O silêncio que se seguiu cortou o ar como vidro quebrando.

Por um segundo, até Renato pareceu desconfortável.

Helena permaneceu imóvel, observando o marido.

Aquele homem diante dela era um estranho — frio, mesquinho, preso à própria máscara.

O coração dela apertou, mas o rosto não denunciou nada.

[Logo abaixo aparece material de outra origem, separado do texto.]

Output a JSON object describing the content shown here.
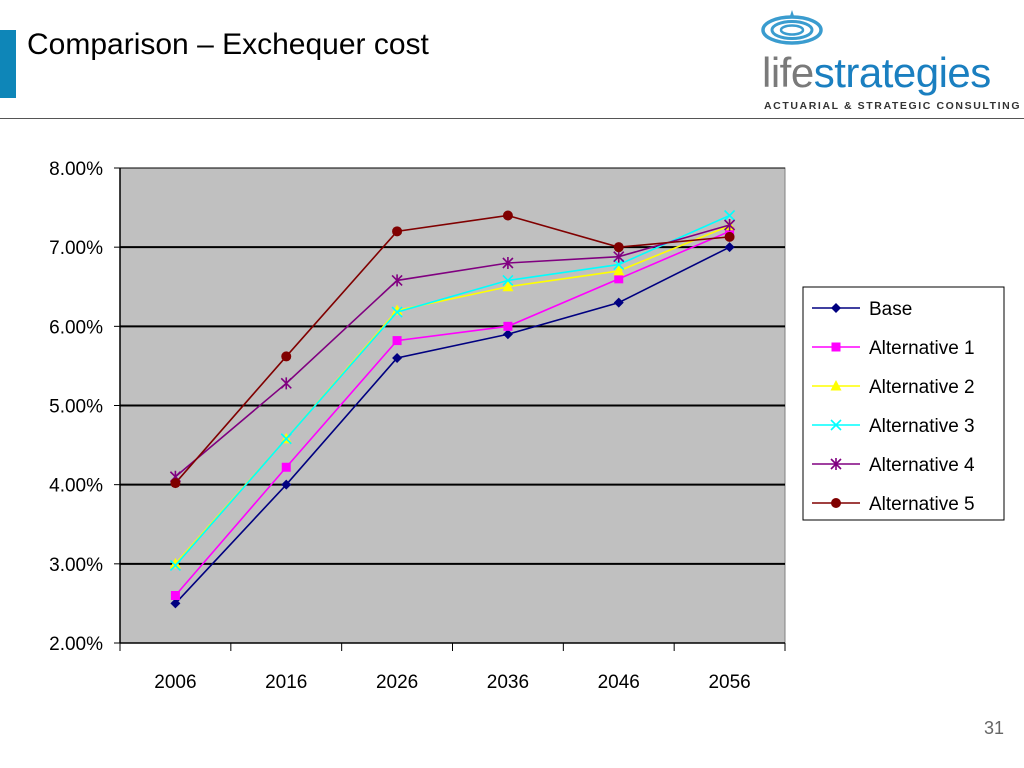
{
  "slide": {
    "title": "Comparison – Exchequer cost",
    "page_number": "31",
    "accent_color": "#0E86B8"
  },
  "logo": {
    "icon": "water-ripple-icon",
    "text_light": "life",
    "text_bold": "strategies",
    "tagline": "ACTUARIAL & STRATEGIC CONSULTING",
    "colors": {
      "light": "#7A7A7A",
      "bold": "#1A7FC0",
      "icon": "#3A9CCF"
    }
  },
  "chart_data": {
    "type": "line",
    "title": "",
    "xlabel": "",
    "ylabel": "",
    "categories": [
      "2006",
      "2016",
      "2026",
      "2036",
      "2046",
      "2056"
    ],
    "y_tick_labels": [
      "2.00%",
      "3.00%",
      "4.00%",
      "5.00%",
      "6.00%",
      "7.00%",
      "8.00%"
    ],
    "ylim": [
      2,
      8
    ],
    "y_unit": "%",
    "grid": true,
    "plot_background": "#C0C0C0",
    "legend_position": "right",
    "series": [
      {
        "name": "Base",
        "values": [
          2.5,
          4.0,
          5.6,
          5.9,
          6.3,
          7.0
        ],
        "color": "#000080",
        "marker": "diamond"
      },
      {
        "name": "Alternative 1",
        "values": [
          2.6,
          4.22,
          5.82,
          6.0,
          6.6,
          7.2
        ],
        "color": "#FF00FF",
        "marker": "square"
      },
      {
        "name": "Alternative 2",
        "values": [
          3.0,
          4.58,
          6.2,
          6.5,
          6.7,
          7.27
        ],
        "color": "#FFFF00",
        "marker": "triangle"
      },
      {
        "name": "Alternative 3",
        "values": [
          2.98,
          4.58,
          6.18,
          6.58,
          6.78,
          7.4
        ],
        "color": "#00FFFF",
        "marker": "x"
      },
      {
        "name": "Alternative 4",
        "values": [
          4.1,
          5.28,
          6.58,
          6.8,
          6.88,
          7.28
        ],
        "color": "#800080",
        "marker": "star"
      },
      {
        "name": "Alternative 5",
        "values": [
          4.02,
          5.62,
          7.2,
          7.4,
          7.0,
          7.13
        ],
        "color": "#800000",
        "marker": "circle"
      }
    ]
  }
}
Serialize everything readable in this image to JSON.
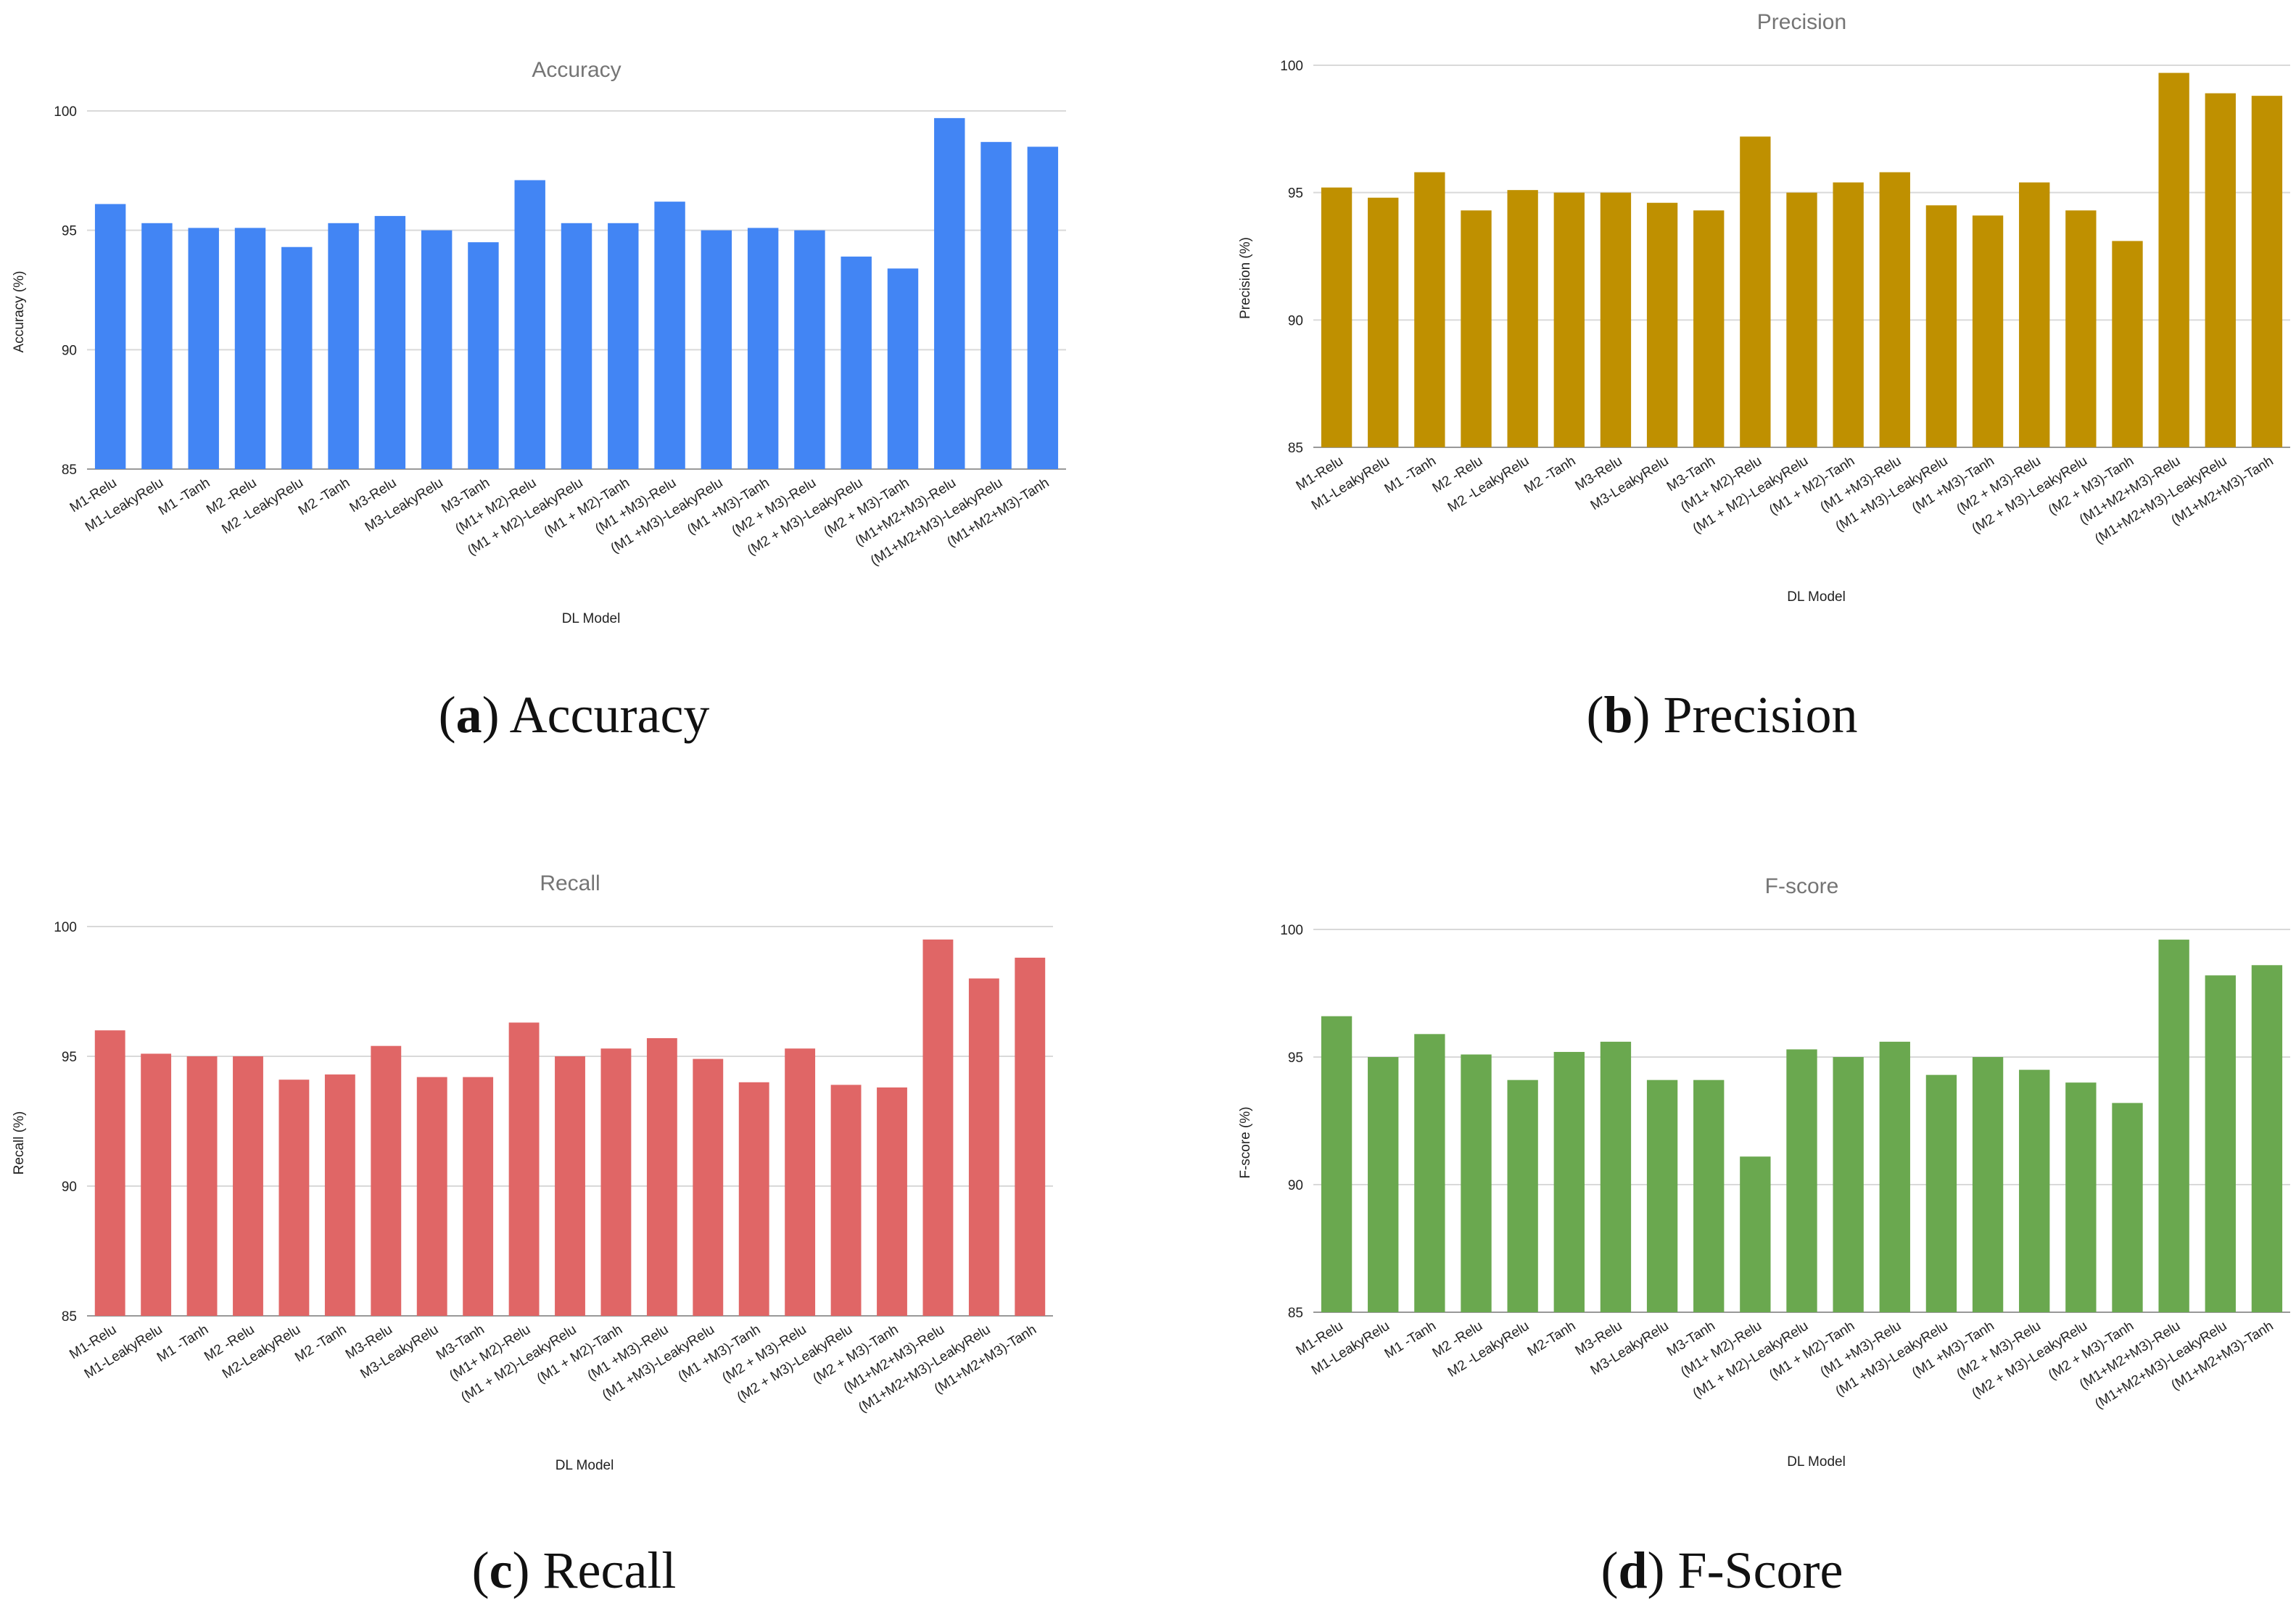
{
  "chart_data": [
    {
      "type": "bar",
      "title": "Accuracy",
      "xlabel": "DL Model",
      "ylabel": "Accuracy (%)",
      "ylim": [
        85,
        100
      ],
      "yticks": [
        85,
        90,
        95,
        100
      ],
      "grid": true,
      "color": "#4285f4",
      "caption_letter": "a",
      "caption_text": "Accuracy",
      "categories": [
        "M1-Relu",
        "M1-LeakyRelu",
        "M1 -Tanh",
        "M2 -Relu",
        "M2 -LeakyRelu",
        "M2 -Tanh",
        "M3-Relu",
        "M3-LeakyRelu",
        "M3-Tanh",
        "(M1+ M2)-Relu",
        "(M1 + M2)-LeakyRelu",
        "(M1 + M2)-Tanh",
        "(M1 +M3)-Relu",
        "(M1 +M3)-LeakyRelu",
        "(M1 +M3)-Tanh",
        "(M2 + M3)-Relu",
        "(M2 + M3)-LeakyRelu",
        "(M2 + M3)-Tanh",
        "(M1+M2+M3)-Relu",
        "(M1+M2+M3)-LeakyRelu",
        "(M1+M2+M3)-Tanh"
      ],
      "values": [
        96.1,
        95.3,
        95.1,
        95.1,
        94.3,
        95.3,
        95.6,
        95.0,
        94.5,
        97.1,
        95.3,
        95.3,
        96.2,
        95.0,
        95.1,
        95.0,
        93.9,
        93.4,
        99.7,
        98.7,
        98.5
      ]
    },
    {
      "type": "bar",
      "title": "Precision",
      "xlabel": "DL Model",
      "ylabel": "Precision (%)",
      "ylim": [
        85,
        100
      ],
      "yticks": [
        85,
        90,
        95,
        100
      ],
      "grid": true,
      "color": "#bf9000",
      "caption_letter": "b",
      "caption_text": "Precision",
      "categories": [
        "M1-Relu",
        "M1-LeakyRelu",
        "M1 -Tanh",
        "M2 -Relu",
        "M2 -LeakyRelu",
        "M2 -Tanh",
        "M3-Relu",
        "M3-LeakyRelu",
        "M3-Tanh",
        "(M1+ M2)-Relu",
        "(M1 + M2)-LeakyRelu",
        "(M1 + M2)-Tanh",
        "(M1 +M3)-Relu",
        "(M1 +M3)-LeakyRelu",
        "(M1 +M3)-Tanh",
        "(M2 + M3)-Relu",
        "(M2 + M3)-LeakyRelu",
        "(M2 + M3)-Tanh",
        "(M1+M2+M3)-Relu",
        "(M1+M2+M3)-LeakyRelu",
        "(M1+M2+M3)-Tanh"
      ],
      "values": [
        95.2,
        94.8,
        95.8,
        94.3,
        95.1,
        95.0,
        95.0,
        94.6,
        94.3,
        97.2,
        95.0,
        95.4,
        95.8,
        94.5,
        94.1,
        95.4,
        94.3,
        93.1,
        99.7,
        98.9,
        98.8
      ]
    },
    {
      "type": "bar",
      "title": "Recall",
      "xlabel": "DL Model",
      "ylabel": "Recall (%)",
      "ylim": [
        85,
        100
      ],
      "yticks": [
        85,
        90,
        95,
        100
      ],
      "grid": true,
      "color": "#e06666",
      "caption_letter": "c",
      "caption_text": "Recall",
      "categories": [
        "M1-Relu",
        "M1-LeakyRelu",
        "M1 -Tanh",
        "M2 -Relu",
        "M2-LeakyRelu",
        "M2 -Tanh",
        "M3-Relu",
        "M3-LeakyRelu",
        "M3-Tanh",
        "(M1+ M2)-Relu",
        "(M1 + M2)-LeakyRelu",
        "(M1 + M2)-Tanh",
        "(M1 +M3)-Relu",
        "(M1 +M3)-LeakyRelu",
        "(M1 +M3)-Tanh",
        "(M2 + M3)-Relu",
        "(M2 + M3)-LeakyRelu",
        "(M2 + M3)-Tanh",
        "(M1+M2+M3)-Relu",
        "(M1+M2+M3)-LeakyRelu",
        "(M1+M2+M3)-Tanh"
      ],
      "values": [
        96.0,
        95.1,
        95.0,
        95.0,
        94.1,
        94.3,
        95.4,
        94.2,
        94.2,
        96.3,
        95.0,
        95.3,
        95.7,
        94.9,
        94.0,
        95.3,
        93.9,
        93.8,
        99.5,
        98.0,
        98.8
      ]
    },
    {
      "type": "bar",
      "title": "F-score",
      "xlabel": "DL Model",
      "ylabel": "F-score (%)",
      "ylim": [
        85,
        100
      ],
      "yticks": [
        85,
        90,
        95,
        100
      ],
      "grid": true,
      "color": "#6aa84f",
      "caption_letter": "d",
      "caption_text": "F-Score",
      "categories": [
        "M1-Relu",
        "M1-LeakyRelu",
        "M1 -Tanh",
        "M2 -Relu",
        "M2 -LeakyRelu",
        "M2-Tanh",
        "M3-Relu",
        "M3-LeakyRelu",
        "M3-Tanh",
        "(M1+ M2)-Relu",
        "(M1 + M2)-LeakyRelu",
        "(M1 + M2)-Tanh",
        "(M1 +M3)-Relu",
        "(M1 +M3)-LeakyRelu",
        "(M1 +M3)-Tanh",
        "(M2 + M3)-Relu",
        "(M2 + M3)-LeakyRelu",
        "(M2 + M3)-Tanh",
        "(M1+M2+M3)-Relu",
        "(M1+M2+M3)-LeakyRelu",
        "(M1+M2+M3)-Tanh"
      ],
      "values": [
        96.6,
        95.0,
        95.9,
        95.1,
        94.1,
        95.2,
        95.6,
        94.1,
        94.1,
        91.1,
        95.3,
        95.0,
        95.6,
        94.3,
        95.0,
        94.5,
        94.0,
        93.2,
        99.6,
        98.2,
        98.6
      ]
    }
  ]
}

Ela respirou fundo, e um sorriso breve, quase imperceptível, tocou seus lábios.

— Me desculpe — disse por fim, em voz mansa, sem ironia. — Você tem razão. Vou deixá-los trabalhar.

Ao virar-se para o elevador, cruzou novamente o olhar de Manoel, que lhe respondeu com um gesto cúmplice, um olhar silencioso de respeito — e talvez de pena.

Enquanto saia, Helena sentiu seu estômago se contrair.

O orgulho ferido pulsava como uma ferida aberta, mas por baixo da dor havia algo novo – uma serenidade estranha, quase libertadora.

Tudo estava à mostra agora — a verdade inteira, nua, sem adornos.

E, pela primeira vez, ela se sentia livre do peso de precisar provar algo.

...............

Após a saída de Helena, Manoel ainda estava atônito.

Mesmo assim, precisava seguir com as dúvidas sobre o projeto. Virou-se para Cássio:

— Já que o senhor está aqui, poderia esclarecer alguns pontos para que eu continue a produção dos protótipos?

Cássio assentiu com falsa tranquilidade.

— Claro. Vamos até a sala de reuniões.

Manoel espalhou as folhas sobre a mesa.

Apontou detalhes técnicos, medições, escolhas de materiais, encaixes e acabamentos.

Mas Cássio hesitava, desconversava, tropeçava nas respostas.